The problems started when I tried to pass the data in to a 12 bit DAC. This SPI DAC wants 16 bit words, which consist of a 4 bit prefix starting at the MSB, followed by 12 bits of data.
Initial attempts were to convert the twos complement the ADC gave me to offset binary, by xor-ing analogin0.spihalfwords[0] with 0x8000, shifting the result to the bottom 12 bits, and then adding the prefix on arithmetically.
Incredibly frustrating, until I notice that for analogin0.spibytes[0]=0xFF and and analogin0.spibytes[1]=0xB5, analogin0.halfwords[0] was equal to 0xB5FF and not 0xFFB5!!!!!
After noticing this, I stopped using arithmetic operations and the halfword, and stuck to bitwise logic and the bytes
uint16_t temp=0;
.
.
.
// work on top 16 bits
temp= (uint16_t)(analogin0.spibytes[0])<<8|(uint16_t)(analogin0.spibytes[1]);
temp=temp^0x8000; // convert twos complement to offset binary
temp=(temp>>4) | 0x3000; // shift and prepend with bits to send top 12 bits to DAC A
SPI_I2S_SendData(SPI3,temp); //send to DACa (16 bit SPI words)

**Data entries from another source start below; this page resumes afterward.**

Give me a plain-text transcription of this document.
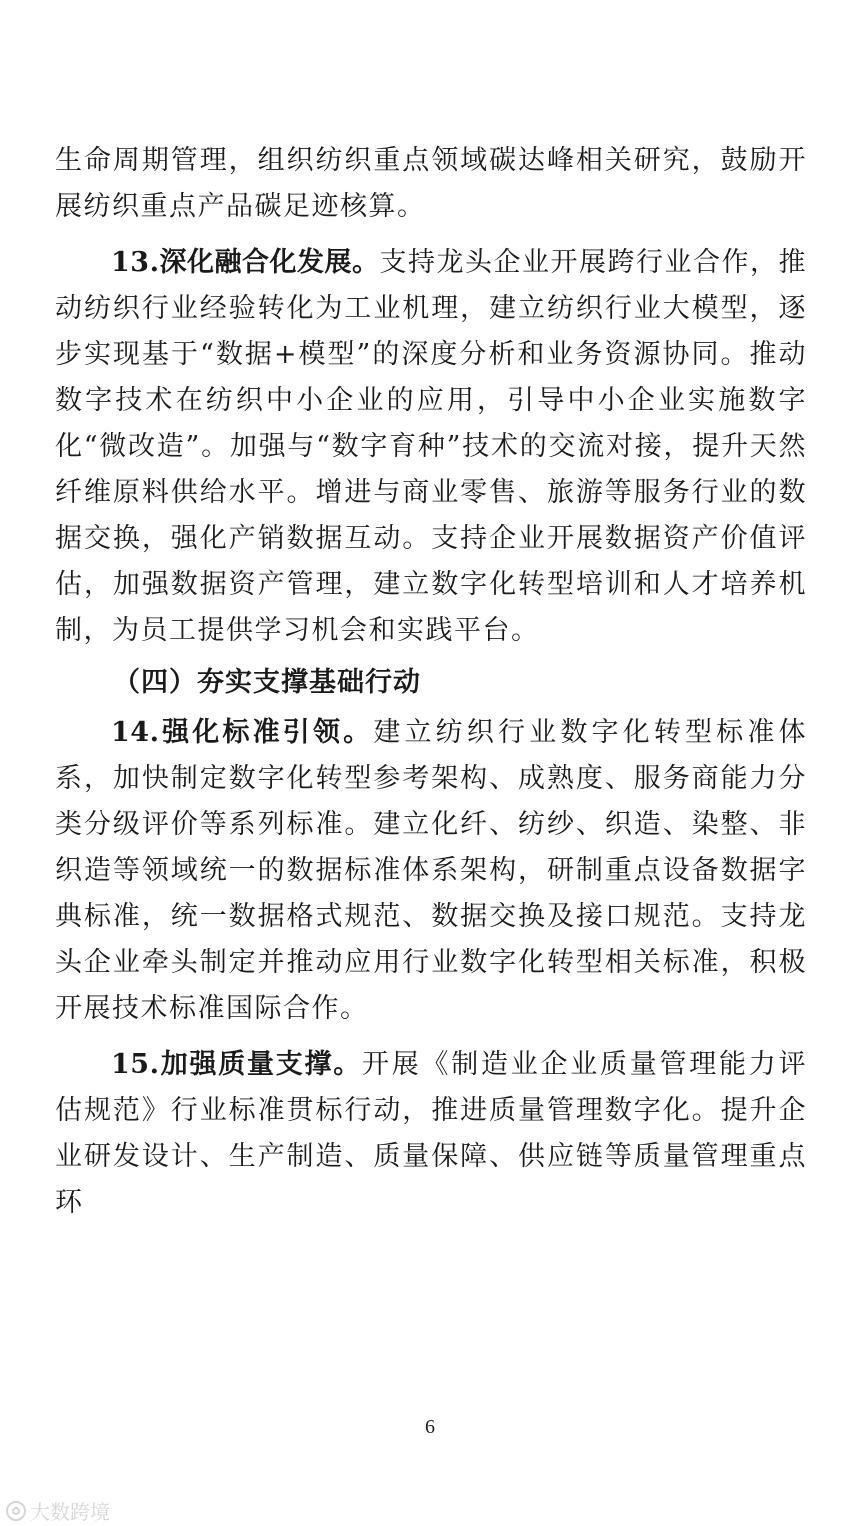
生命周期管理，组织纺织重点领域碳达峰相关研究，鼓励开展纺织重点产品碳足迹核算。

13.深化融合化发展。支持龙头企业开展跨行业合作，推动纺织行业经验转化为工业机理，建立纺织行业大模型，逐步实现基于“数据+模型”的深度分析和业务资源协同。推动数字技术在纺织中小企业的应用，引导中小企业实施数字化“微改造”。加强与“数字育种”技术的交流对接，提升天然纤维原料供给水平。增进与商业零售、旅游等服务行业的数据交换，强化产销数据互动。支持企业开展数据资产价值评估，加强数据资产管理，建立数字化转型培训和人才培养机制，为员工提供学习机会和实践平台。

（四）夯实支撑基础行动

14.强化标准引领。建立纺织行业数字化转型标准体系，加快制定数字化转型参考架构、成熟度、服务商能力分类分级评价等系列标准。建立化纤、纺纱、织造、染整、非织造等领域统一的数据标准体系架构，研制重点设备数据字典标准，统一数据格式规范、数据交换及接口规范。支持龙头企业牵头制定并推动应用行业数字化转型相关标准，积极开展技术标准国际合作。

15.加强质量支撑。开展《制造业企业质量管理能力评估规范》行业标准贯标行动，推进质量管理数字化。提升企业研发设计、生产制造、质量保障、供应链等质量管理重点环

6
大数跨境
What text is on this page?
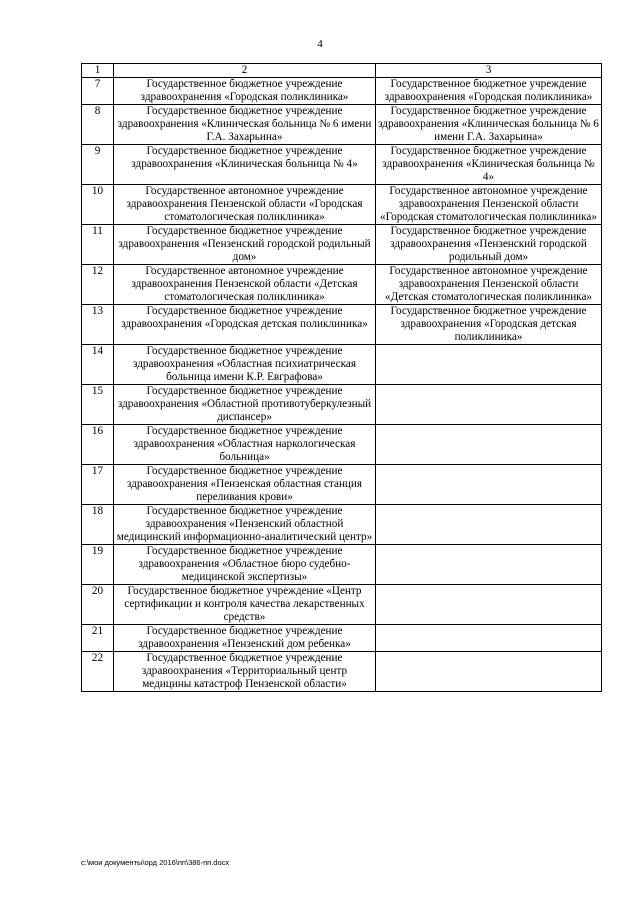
4
1	2	3
7	Государственное бюджетное учреждение здравоохранения «Городская поликлиника»	Государственное бюджетное учреждение здравоохранения «Городская поликлиника»
8	Государственное бюджетное учреждение здравоохранения «Клиническая больница № 6 имени Г.А. Захарьина»	Государственное бюджетное учреждение здравоохранения «Клиническая больница № 6 имени Г.А. Захарьина»
9	Государственное бюджетное учреждение здравоохранения «Клиническая больница № 4»	Государственное бюджетное учреждение здравоохранения «Клиническая больница № 4»
10	Государственное автономное учреждение здравоохранения Пензенской области «Городская стоматологическая поликлиника»	Государственное автономное учреждение здравоохранения Пензенской области «Городская стоматологическая поликлиника»
11	Государственное бюджетное учреждение здравоохранения «Пензенский городской родильный дом»	Государственное бюджетное учреждение здравоохранения «Пензенский городской родильный дом»
12	Государственное автономное учреждение здравоохранения Пензенской области «Детская стоматологическая поликлиника»	Государственное автономное учреждение здравоохранения Пензенской области «Детская стоматологическая поликлиника»
13	Государственное бюджетное учреждение здравоохранения «Городская детская поликлиника»	Государственное бюджетное учреждение здравоохранения «Городская детская поликлиника»
14	Государственное бюджетное учреждение здравоохранения «Областная психиатрическая больница имени К.Р. Евграфова»	
15	Государственное бюджетное учреждение здравоохранения «Областной противотуберкулезный диспансер»	
16	Государственное бюджетное учреждение здравоохранения «Областная наркологическая больница»	
17	Государственное бюджетное учреждение здравоохранения «Пензенская областная станция переливания крови»	
18	Государственное бюджетное учреждение здравоохранения «Пензенский областной медицинский информационно-аналитический центр»	
19	Государственное бюджетное учреждение здравоохранения «Областное бюро судебно-медицинской экспертизы»	
20	Государственное бюджетное учреждение «Центр сертификации и контроля качества лекарственных средств»	
21	Государственное бюджетное учреждение здравоохранения «Пензенский дом ребенка»	
22	Государственное бюджетное учреждение здравоохранения «Территориальный центр медицины катастроф Пензенской области»	
c:\мои документы\орд 2016\пп\386-пп.docx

... and this worked fine. When I peek at temp after the first line of code, its 0xFFB5, and not 0xB5FF, so all is good
So, for questions ...
Cortex is new to me. I can't recall PIC ever byte swapping in int16's, even though both platforms are little endian. Is this correct?

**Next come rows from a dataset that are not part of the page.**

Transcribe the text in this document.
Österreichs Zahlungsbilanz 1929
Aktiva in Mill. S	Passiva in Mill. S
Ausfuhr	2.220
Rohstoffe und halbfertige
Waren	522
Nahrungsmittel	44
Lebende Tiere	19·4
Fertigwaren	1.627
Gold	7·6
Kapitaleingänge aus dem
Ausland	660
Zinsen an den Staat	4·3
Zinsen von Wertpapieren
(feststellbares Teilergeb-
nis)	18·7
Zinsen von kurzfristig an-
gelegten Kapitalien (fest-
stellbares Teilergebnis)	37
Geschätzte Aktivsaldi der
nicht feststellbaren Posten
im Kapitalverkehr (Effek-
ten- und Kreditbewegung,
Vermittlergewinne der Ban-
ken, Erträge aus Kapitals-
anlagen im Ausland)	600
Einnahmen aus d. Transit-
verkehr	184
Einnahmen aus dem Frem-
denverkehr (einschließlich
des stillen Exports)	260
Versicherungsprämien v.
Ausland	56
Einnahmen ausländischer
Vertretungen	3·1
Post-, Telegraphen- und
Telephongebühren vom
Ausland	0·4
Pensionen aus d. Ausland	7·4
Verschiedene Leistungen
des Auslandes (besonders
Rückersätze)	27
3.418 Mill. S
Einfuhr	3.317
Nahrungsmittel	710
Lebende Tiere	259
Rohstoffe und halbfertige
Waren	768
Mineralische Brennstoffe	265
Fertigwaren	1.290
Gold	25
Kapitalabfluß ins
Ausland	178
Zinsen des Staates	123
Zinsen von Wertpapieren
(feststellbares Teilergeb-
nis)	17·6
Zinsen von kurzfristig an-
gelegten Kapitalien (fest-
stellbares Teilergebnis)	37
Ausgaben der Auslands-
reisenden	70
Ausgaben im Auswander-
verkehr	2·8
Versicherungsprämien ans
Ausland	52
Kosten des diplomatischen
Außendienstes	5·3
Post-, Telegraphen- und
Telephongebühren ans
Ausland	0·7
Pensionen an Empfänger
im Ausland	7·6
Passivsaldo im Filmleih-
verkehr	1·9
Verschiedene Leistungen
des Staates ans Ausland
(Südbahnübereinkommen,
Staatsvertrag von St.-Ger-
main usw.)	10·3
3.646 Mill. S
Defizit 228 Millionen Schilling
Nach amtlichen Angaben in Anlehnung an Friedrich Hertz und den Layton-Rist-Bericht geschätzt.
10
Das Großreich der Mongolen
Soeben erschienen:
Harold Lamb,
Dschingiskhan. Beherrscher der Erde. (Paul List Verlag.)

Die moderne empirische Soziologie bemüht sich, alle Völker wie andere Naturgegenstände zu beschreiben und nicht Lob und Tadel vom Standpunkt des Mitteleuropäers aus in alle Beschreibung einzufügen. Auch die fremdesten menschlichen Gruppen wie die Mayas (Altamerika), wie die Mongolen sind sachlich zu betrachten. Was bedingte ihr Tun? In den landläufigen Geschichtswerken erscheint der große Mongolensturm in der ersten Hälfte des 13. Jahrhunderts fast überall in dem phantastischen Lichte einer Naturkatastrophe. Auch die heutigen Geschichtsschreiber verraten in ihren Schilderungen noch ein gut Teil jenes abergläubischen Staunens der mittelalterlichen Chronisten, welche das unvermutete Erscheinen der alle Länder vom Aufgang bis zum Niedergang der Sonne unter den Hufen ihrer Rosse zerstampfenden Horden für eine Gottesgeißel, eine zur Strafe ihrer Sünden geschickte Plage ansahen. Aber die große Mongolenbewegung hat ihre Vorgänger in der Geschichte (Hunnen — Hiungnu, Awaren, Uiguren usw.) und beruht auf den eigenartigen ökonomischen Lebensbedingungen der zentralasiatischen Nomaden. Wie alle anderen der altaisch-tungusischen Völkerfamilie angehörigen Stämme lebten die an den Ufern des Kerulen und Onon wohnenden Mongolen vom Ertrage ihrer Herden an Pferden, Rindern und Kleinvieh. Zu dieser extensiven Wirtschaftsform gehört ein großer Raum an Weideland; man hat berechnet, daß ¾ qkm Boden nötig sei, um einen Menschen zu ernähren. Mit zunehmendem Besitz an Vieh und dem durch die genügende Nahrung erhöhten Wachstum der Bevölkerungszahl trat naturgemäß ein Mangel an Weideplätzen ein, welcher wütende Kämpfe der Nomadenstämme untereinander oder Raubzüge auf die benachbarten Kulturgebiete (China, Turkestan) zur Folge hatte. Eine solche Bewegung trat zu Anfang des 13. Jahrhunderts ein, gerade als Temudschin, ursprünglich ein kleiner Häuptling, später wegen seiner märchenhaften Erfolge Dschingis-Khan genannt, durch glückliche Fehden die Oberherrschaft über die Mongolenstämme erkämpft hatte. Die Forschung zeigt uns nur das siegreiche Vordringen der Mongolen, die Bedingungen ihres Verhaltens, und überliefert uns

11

Is there a more elegant way to handle this? It would be great if I could just put the ARM7 into big-endian mode. I'm seeing many references to Cortex M4 being bi-endian, but all the sources seem to stop short of actually telling me how. More specifically, how do I place the STM32f407 into big-endian mode, even better if it can be done in gcc. Is this JUST a matter of setting the appropriate bit in the AIRCR register? Are there any ramifications, such as having to set the compiler to match, or math screwups later with inconsistent libraries??